Not all Archiving Bodies have the same functionality and several broad types can be distinguished.

• 1. In-House Archiving: a solution whereby the Archive, as a set of files or packed into a single zip/tar file, is maintained by a contractor or academic department themselves. It is essential to refresh the media regularly (e.g. create a new DVD copy every year, copy data to a new harddrive) and keep equivalent copies in different places. Each refresh should be checked for copy errors and labelled with a new refresh number. See also Planning for the Creation of Digital Data.
• 2. File Repository: a commercial storage facility to which the Archive is submitted, for example via the Internet, sometimes also referred to as ‘Cloud Storage’. The repository charges for the guaranteed long-term preservation of the Archive in its deposited form. Different access agreements are possible (e.g. only the depositor, or other parties with appropriate access credentials). The repository will have mechanisms in place to regularly refresh the Archive and keep copies in safe and secure locations.
• 3. Managed Archiving: in addition to a file repository, this is providing migration and indexing of the content of the Archive. For this, the preservation files from the Archive are noted and regularly migrated to new formats as standards evolve. In addition, a subset of the metadata is used to describe the Archive and thereby make it part of the overall body of material held by this Archiving Body.

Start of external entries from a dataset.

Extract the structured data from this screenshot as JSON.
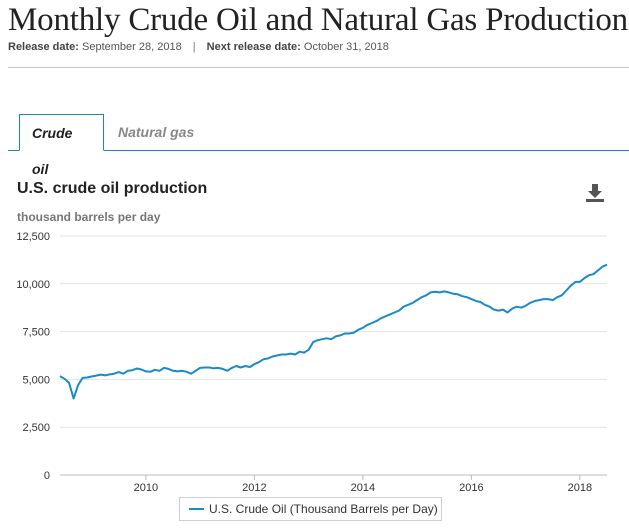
{
  "page": {
    "title": "Monthly Crude Oil and Natural Gas Production",
    "release_label": "Release date:",
    "release_date": "September 28, 2018",
    "separator": "|",
    "next_release_label": "Next release date:",
    "next_release_date": "October 31, 2018"
  },
  "tabs": [
    {
      "label": "Crude oil",
      "active": true
    },
    {
      "label": "Natural gas",
      "active": false
    }
  ],
  "icons": {
    "download": "download-icon"
  },
  "colors": {
    "series": "#1a8bc8",
    "tab_border": "#1a86b6"
  },
  "chart_data": {
    "type": "line",
    "title": "U.S. crude oil production",
    "ylabel": "thousand barrels per day",
    "xlabel": "",
    "ylim": [
      0,
      12500
    ],
    "yticks": [
      0,
      2500,
      5000,
      7500,
      10000,
      12500
    ],
    "ytick_labels": [
      "0",
      "2,500",
      "5,000",
      "7,500",
      "10,000",
      "12,500"
    ],
    "xticks": [
      2010,
      2012,
      2014,
      2016,
      2018
    ],
    "xtick_labels": [
      "2010",
      "2012",
      "2014",
      "2016",
      "2018"
    ],
    "xlim": [
      "2008-06",
      "2018-07"
    ],
    "grid": "horizontal",
    "legend_position": "bottom-center",
    "series": [
      {
        "name": "U.S. Crude Oil (Thousand Barrels per Day)",
        "x": [
          "2008-06",
          "2008-07",
          "2008-08",
          "2008-09",
          "2008-10",
          "2008-11",
          "2008-12",
          "2009-01",
          "2009-02",
          "2009-03",
          "2009-04",
          "2009-05",
          "2009-06",
          "2009-07",
          "2009-08",
          "2009-09",
          "2009-10",
          "2009-11",
          "2009-12",
          "2010-01",
          "2010-02",
          "2010-03",
          "2010-04",
          "2010-05",
          "2010-06",
          "2010-07",
          "2010-08",
          "2010-09",
          "2010-10",
          "2010-11",
          "2010-12",
          "2011-01",
          "2011-02",
          "2011-03",
          "2011-04",
          "2011-05",
          "2011-06",
          "2011-07",
          "2011-08",
          "2011-09",
          "2011-10",
          "2011-11",
          "2011-12",
          "2012-01",
          "2012-02",
          "2012-03",
          "2012-04",
          "2012-05",
          "2012-06",
          "2012-07",
          "2012-08",
          "2012-09",
          "2012-10",
          "2012-11",
          "2012-12",
          "2013-01",
          "2013-02",
          "2013-03",
          "2013-04",
          "2013-05",
          "2013-06",
          "2013-07",
          "2013-08",
          "2013-09",
          "2013-10",
          "2013-11",
          "2013-12",
          "2014-01",
          "2014-02",
          "2014-03",
          "2014-04",
          "2014-05",
          "2014-06",
          "2014-07",
          "2014-08",
          "2014-09",
          "2014-10",
          "2014-11",
          "2014-12",
          "2015-01",
          "2015-02",
          "2015-03",
          "2015-04",
          "2015-05",
          "2015-06",
          "2015-07",
          "2015-08",
          "2015-09",
          "2015-10",
          "2015-11",
          "2015-12",
          "2016-01",
          "2016-02",
          "2016-03",
          "2016-04",
          "2016-05",
          "2016-06",
          "2016-07",
          "2016-08",
          "2016-09",
          "2016-10",
          "2016-11",
          "2016-12",
          "2017-01",
          "2017-02",
          "2017-03",
          "2017-04",
          "2017-05",
          "2017-06",
          "2017-07",
          "2017-08",
          "2017-09",
          "2017-10",
          "2017-11",
          "2017-12",
          "2018-01",
          "2018-02",
          "2018-03",
          "2018-04",
          "2018-05",
          "2018-06",
          "2018-07"
        ],
        "values": [
          5170,
          5030,
          4830,
          4000,
          4700,
          5080,
          5100,
          5150,
          5200,
          5250,
          5210,
          5260,
          5300,
          5380,
          5300,
          5450,
          5480,
          5570,
          5520,
          5420,
          5400,
          5500,
          5450,
          5600,
          5550,
          5450,
          5420,
          5450,
          5400,
          5300,
          5450,
          5600,
          5620,
          5620,
          5580,
          5600,
          5550,
          5450,
          5600,
          5700,
          5620,
          5700,
          5650,
          5800,
          5900,
          6050,
          6100,
          6200,
          6250,
          6300,
          6300,
          6350,
          6300,
          6450,
          6400,
          6550,
          6950,
          7050,
          7100,
          7150,
          7100,
          7250,
          7300,
          7400,
          7400,
          7450,
          7600,
          7700,
          7850,
          7950,
          8050,
          8200,
          8300,
          8400,
          8500,
          8600,
          8800,
          8900,
          9000,
          9150,
          9300,
          9400,
          9550,
          9580,
          9550,
          9600,
          9550,
          9480,
          9450,
          9350,
          9300,
          9200,
          9100,
          9050,
          8900,
          8800,
          8650,
          8600,
          8650,
          8500,
          8700,
          8800,
          8750,
          8850,
          9000,
          9100,
          9150,
          9200,
          9200,
          9150,
          9300,
          9400,
          9650,
          9900,
          10100,
          10100,
          10300,
          10450,
          10500,
          10700,
          10900,
          11000
        ]
      }
    ]
  }
}
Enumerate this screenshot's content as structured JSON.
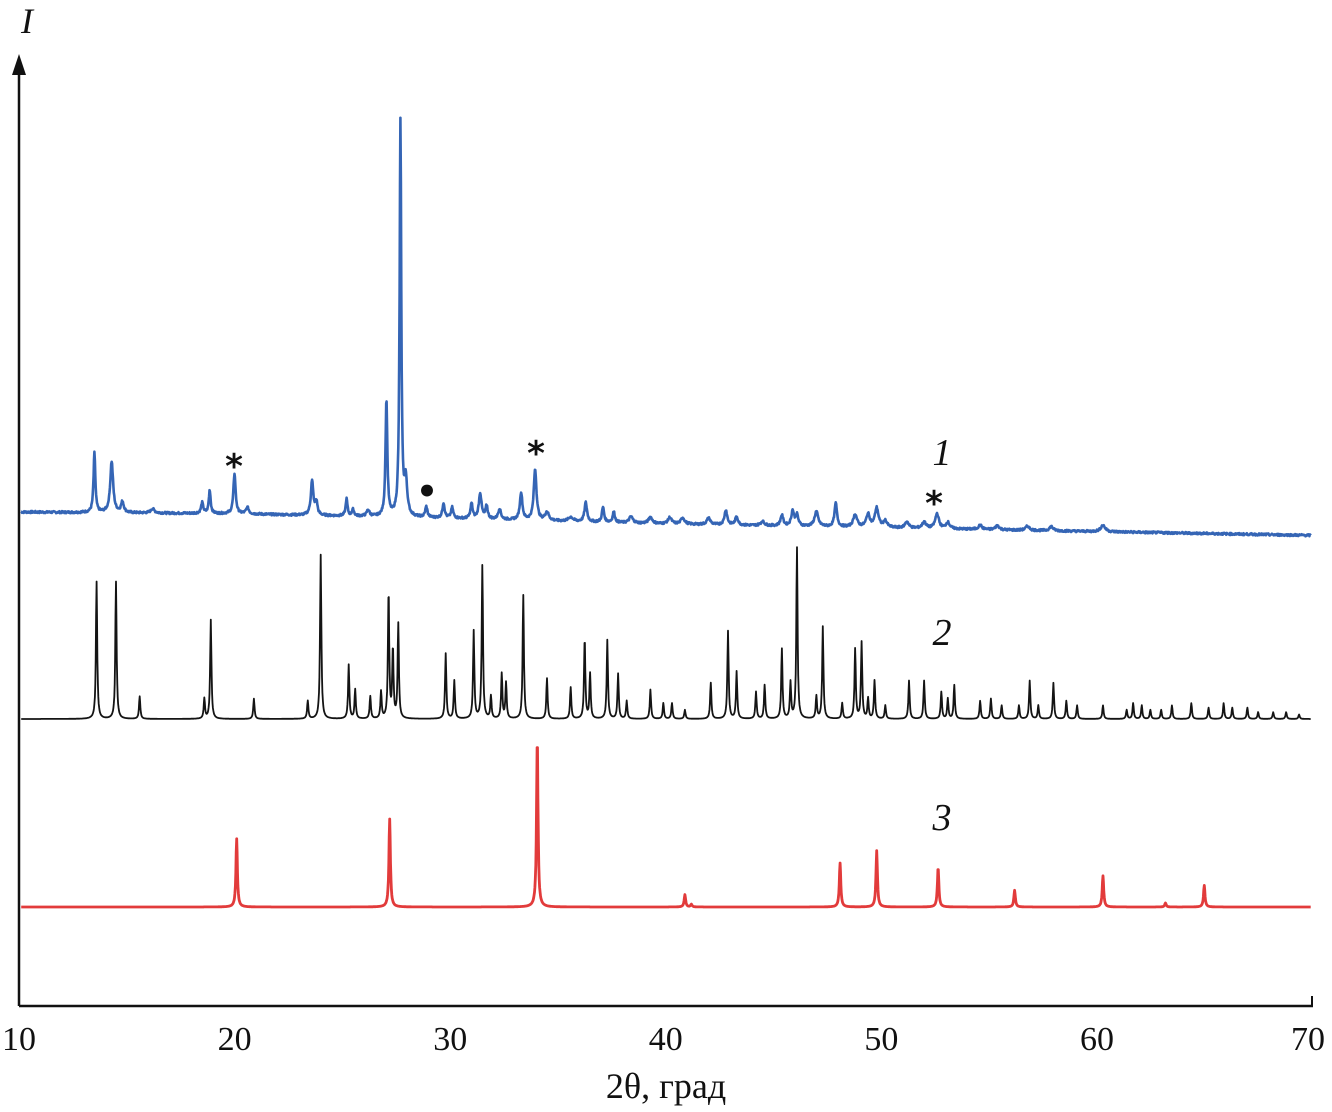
{
  "chart_data": {
    "type": "line",
    "xlabel": "2θ, град",
    "ylabel": "I",
    "xlim": [
      10,
      70
    ],
    "x_ticks": [
      "10",
      "20",
      "30",
      "40",
      "50",
      "60",
      "70"
    ],
    "x_tick_values": [
      10,
      20,
      30,
      40,
      50,
      60,
      70
    ],
    "grid": false,
    "legend": "none",
    "series": [
      {
        "label": "1",
        "color": "#3565b5",
        "stroke_width": 2.6,
        "baseline": [
          [
            10.1,
            0.0
          ],
          [
            20,
            -0.4
          ],
          [
            30,
            -1.5
          ],
          [
            40,
            -2.8
          ],
          [
            50,
            -3.7
          ],
          [
            60,
            -4.6
          ],
          [
            70,
            -5.5
          ]
        ],
        "peaks": [
          [
            13.5,
            14.0,
            0.1
          ],
          [
            14.3,
            12.0,
            0.16
          ],
          [
            14.8,
            2.5,
            0.15
          ],
          [
            16.2,
            1.0,
            0.2
          ],
          [
            18.5,
            2.5,
            0.12
          ],
          [
            18.85,
            5.5,
            0.1
          ],
          [
            20.0,
            9.5,
            0.12
          ],
          [
            20.6,
            1.5,
            0.15
          ],
          [
            23.6,
            8.0,
            0.14
          ],
          [
            23.8,
            3.0,
            0.12
          ],
          [
            25.2,
            4.0,
            0.1
          ],
          [
            25.5,
            1.5,
            0.12
          ],
          [
            26.2,
            1.5,
            0.15
          ],
          [
            27.05,
            27.5,
            0.1
          ],
          [
            27.7,
            93.0,
            0.09
          ],
          [
            27.95,
            8.0,
            0.15
          ],
          [
            28.9,
            2.5,
            0.12
          ],
          [
            29.7,
            3.5,
            0.12
          ],
          [
            30.1,
            2.5,
            0.12
          ],
          [
            31.0,
            3.5,
            0.12
          ],
          [
            31.4,
            6.0,
            0.15
          ],
          [
            31.7,
            3.0,
            0.12
          ],
          [
            32.3,
            2.5,
            0.15
          ],
          [
            33.3,
            6.5,
            0.14
          ],
          [
            33.95,
            12.0,
            0.15
          ],
          [
            34.5,
            2.0,
            0.2
          ],
          [
            35.6,
            1.0,
            0.25
          ],
          [
            36.3,
            4.5,
            0.14
          ],
          [
            37.1,
            3.5,
            0.12
          ],
          [
            37.6,
            2.5,
            0.12
          ],
          [
            38.4,
            1.5,
            0.2
          ],
          [
            39.3,
            1.5,
            0.2
          ],
          [
            40.2,
            1.5,
            0.2
          ],
          [
            40.8,
            1.5,
            0.2
          ],
          [
            42.0,
            1.5,
            0.2
          ],
          [
            42.8,
            3.5,
            0.15
          ],
          [
            43.3,
            2.0,
            0.15
          ],
          [
            44.5,
            1.0,
            0.2
          ],
          [
            45.4,
            2.5,
            0.15
          ],
          [
            45.9,
            3.5,
            0.15
          ],
          [
            46.1,
            2.5,
            0.15
          ],
          [
            47.0,
            3.5,
            0.2
          ],
          [
            47.9,
            5.5,
            0.14
          ],
          [
            48.8,
            3.0,
            0.2
          ],
          [
            49.4,
            3.0,
            0.2
          ],
          [
            49.8,
            4.5,
            0.2
          ],
          [
            50.2,
            1.5,
            0.2
          ],
          [
            51.2,
            1.5,
            0.2
          ],
          [
            52.0,
            1.5,
            0.2
          ],
          [
            52.6,
            3.5,
            0.2
          ],
          [
            53.1,
            1.5,
            0.2
          ],
          [
            54.6,
            1.0,
            0.2
          ],
          [
            55.4,
            1.0,
            0.2
          ],
          [
            56.8,
            1.0,
            0.2
          ],
          [
            57.9,
            1.0,
            0.2
          ],
          [
            60.3,
            1.5,
            0.25
          ]
        ]
      },
      {
        "label": "2",
        "color": "#141414",
        "stroke_width": 1.8,
        "baseline": [
          [
            10.1,
            0.0
          ],
          [
            70,
            0.0
          ]
        ],
        "peaks": [
          [
            13.6,
            30.5,
            0.07
          ],
          [
            14.5,
            30.5,
            0.07
          ],
          [
            15.6,
            5.0,
            0.07
          ],
          [
            18.6,
            4.5,
            0.07
          ],
          [
            18.9,
            22.0,
            0.07
          ],
          [
            20.9,
            4.5,
            0.07
          ],
          [
            23.4,
            4.0,
            0.07
          ],
          [
            24.0,
            36.5,
            0.07
          ],
          [
            25.3,
            12.0,
            0.07
          ],
          [
            25.6,
            6.5,
            0.07
          ],
          [
            26.3,
            5.0,
            0.07
          ],
          [
            26.8,
            6.0,
            0.07
          ],
          [
            27.15,
            28.5,
            0.07
          ],
          [
            27.35,
            15.5,
            0.07
          ],
          [
            27.6,
            21.0,
            0.07
          ],
          [
            29.8,
            14.5,
            0.07
          ],
          [
            30.2,
            8.5,
            0.07
          ],
          [
            31.1,
            19.5,
            0.07
          ],
          [
            31.5,
            34.0,
            0.07
          ],
          [
            31.9,
            5.0,
            0.07
          ],
          [
            32.4,
            10.0,
            0.07
          ],
          [
            32.6,
            8.0,
            0.07
          ],
          [
            33.4,
            27.5,
            0.07
          ],
          [
            34.5,
            9.0,
            0.07
          ],
          [
            35.6,
            7.0,
            0.07
          ],
          [
            36.25,
            18.0,
            0.07
          ],
          [
            36.5,
            10.0,
            0.07
          ],
          [
            37.3,
            17.5,
            0.07
          ],
          [
            37.8,
            10.0,
            0.07
          ],
          [
            38.2,
            4.0,
            0.07
          ],
          [
            39.3,
            6.5,
            0.07
          ],
          [
            39.9,
            3.5,
            0.07
          ],
          [
            40.3,
            3.5,
            0.07
          ],
          [
            40.9,
            2.0,
            0.07
          ],
          [
            42.1,
            8.0,
            0.07
          ],
          [
            42.9,
            19.5,
            0.07
          ],
          [
            43.3,
            10.5,
            0.07
          ],
          [
            44.2,
            6.0,
            0.07
          ],
          [
            44.6,
            7.5,
            0.07
          ],
          [
            45.4,
            15.5,
            0.07
          ],
          [
            45.8,
            8.0,
            0.07
          ],
          [
            46.1,
            38.0,
            0.07
          ],
          [
            47.0,
            5.0,
            0.07
          ],
          [
            47.3,
            20.5,
            0.07
          ],
          [
            48.2,
            3.5,
            0.07
          ],
          [
            48.8,
            15.5,
            0.07
          ],
          [
            49.1,
            17.0,
            0.07
          ],
          [
            49.4,
            4.5,
            0.07
          ],
          [
            49.7,
            8.5,
            0.07
          ],
          [
            50.2,
            3.0,
            0.07
          ],
          [
            51.3,
            8.5,
            0.07
          ],
          [
            52.0,
            8.5,
            0.07
          ],
          [
            52.8,
            6.0,
            0.07
          ],
          [
            53.1,
            4.5,
            0.07
          ],
          [
            53.4,
            7.5,
            0.07
          ],
          [
            54.6,
            4.0,
            0.07
          ],
          [
            55.1,
            4.5,
            0.07
          ],
          [
            55.6,
            3.0,
            0.07
          ],
          [
            56.4,
            3.0,
            0.07
          ],
          [
            56.9,
            8.5,
            0.07
          ],
          [
            57.3,
            3.0,
            0.07
          ],
          [
            58.0,
            8.0,
            0.07
          ],
          [
            58.6,
            4.0,
            0.07
          ],
          [
            59.1,
            3.0,
            0.07
          ],
          [
            60.3,
            3.0,
            0.07
          ],
          [
            61.4,
            2.0,
            0.07
          ],
          [
            61.7,
            3.5,
            0.07
          ],
          [
            62.1,
            3.0,
            0.07
          ],
          [
            62.5,
            2.0,
            0.07
          ],
          [
            63.0,
            2.0,
            0.07
          ],
          [
            63.5,
            3.0,
            0.07
          ],
          [
            64.4,
            3.5,
            0.07
          ],
          [
            65.2,
            2.5,
            0.07
          ],
          [
            65.9,
            3.5,
            0.07
          ],
          [
            66.3,
            2.5,
            0.07
          ],
          [
            67.0,
            2.5,
            0.07
          ],
          [
            67.5,
            1.5,
            0.07
          ],
          [
            68.2,
            1.5,
            0.07
          ],
          [
            68.8,
            1.5,
            0.07
          ],
          [
            69.4,
            1.0,
            0.07
          ]
        ]
      },
      {
        "label": "3",
        "color": "#e23b3b",
        "stroke_width": 2.8,
        "baseline": [
          [
            10.1,
            0.0
          ],
          [
            70,
            0.0
          ]
        ],
        "peaks": [
          [
            20.1,
            15.5,
            0.08
          ],
          [
            27.2,
            20.0,
            0.08
          ],
          [
            34.05,
            38.5,
            0.08
          ],
          [
            40.9,
            2.8,
            0.08
          ],
          [
            41.2,
            0.6,
            0.08
          ],
          [
            48.1,
            10.0,
            0.08
          ],
          [
            49.8,
            12.8,
            0.08
          ],
          [
            52.65,
            9.0,
            0.08
          ],
          [
            56.2,
            3.8,
            0.08
          ],
          [
            60.3,
            7.1,
            0.08
          ],
          [
            63.2,
            0.9,
            0.08
          ],
          [
            65.0,
            4.9,
            0.08
          ]
        ]
      }
    ],
    "annotations": [
      {
        "text": "*",
        "x": 20.0
      },
      {
        "text": "•",
        "x": 28.9
      },
      {
        "text": "*",
        "x": 33.95
      },
      {
        "text": "*",
        "x": 52.6
      }
    ]
  }
}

• 4. Accessible Archiving: making a managed archive available to other users, usually over the Internet. This can be through a simple web interface or via some data interchange standards. Access agreements and policies are usually drawn up by the Archiving Body upon deposition of the Archive to specify who can access what parts of the Archive. Often only the preservation files are made accessible as they do not require specialised software. The difficulties related to access rights for different user groups and the granularity of file access were noted above (Issues when archiving).

These types of Archiving Bodies are not mutually exclusive; for example In-House Archiving may be complemented by an automatically updated File Repository or Accessible Archiving may host some of its Archives only through Managed Archiving. Nevertheless, one major distinction remains with regards to the treatment of the deposited Archive. File archiving (types one and two) is static and does not make any changes to the files that form the Archive, it simply preserves them. In contrast, information archiving (types 3 and 4) attempts to maintain the information captured in the data files, for example by using preservation formats and migrating the files regularly. Clearly, there is a considerable range of functions that Archiving Bodies can offer and the associated costs are linked to their level of service.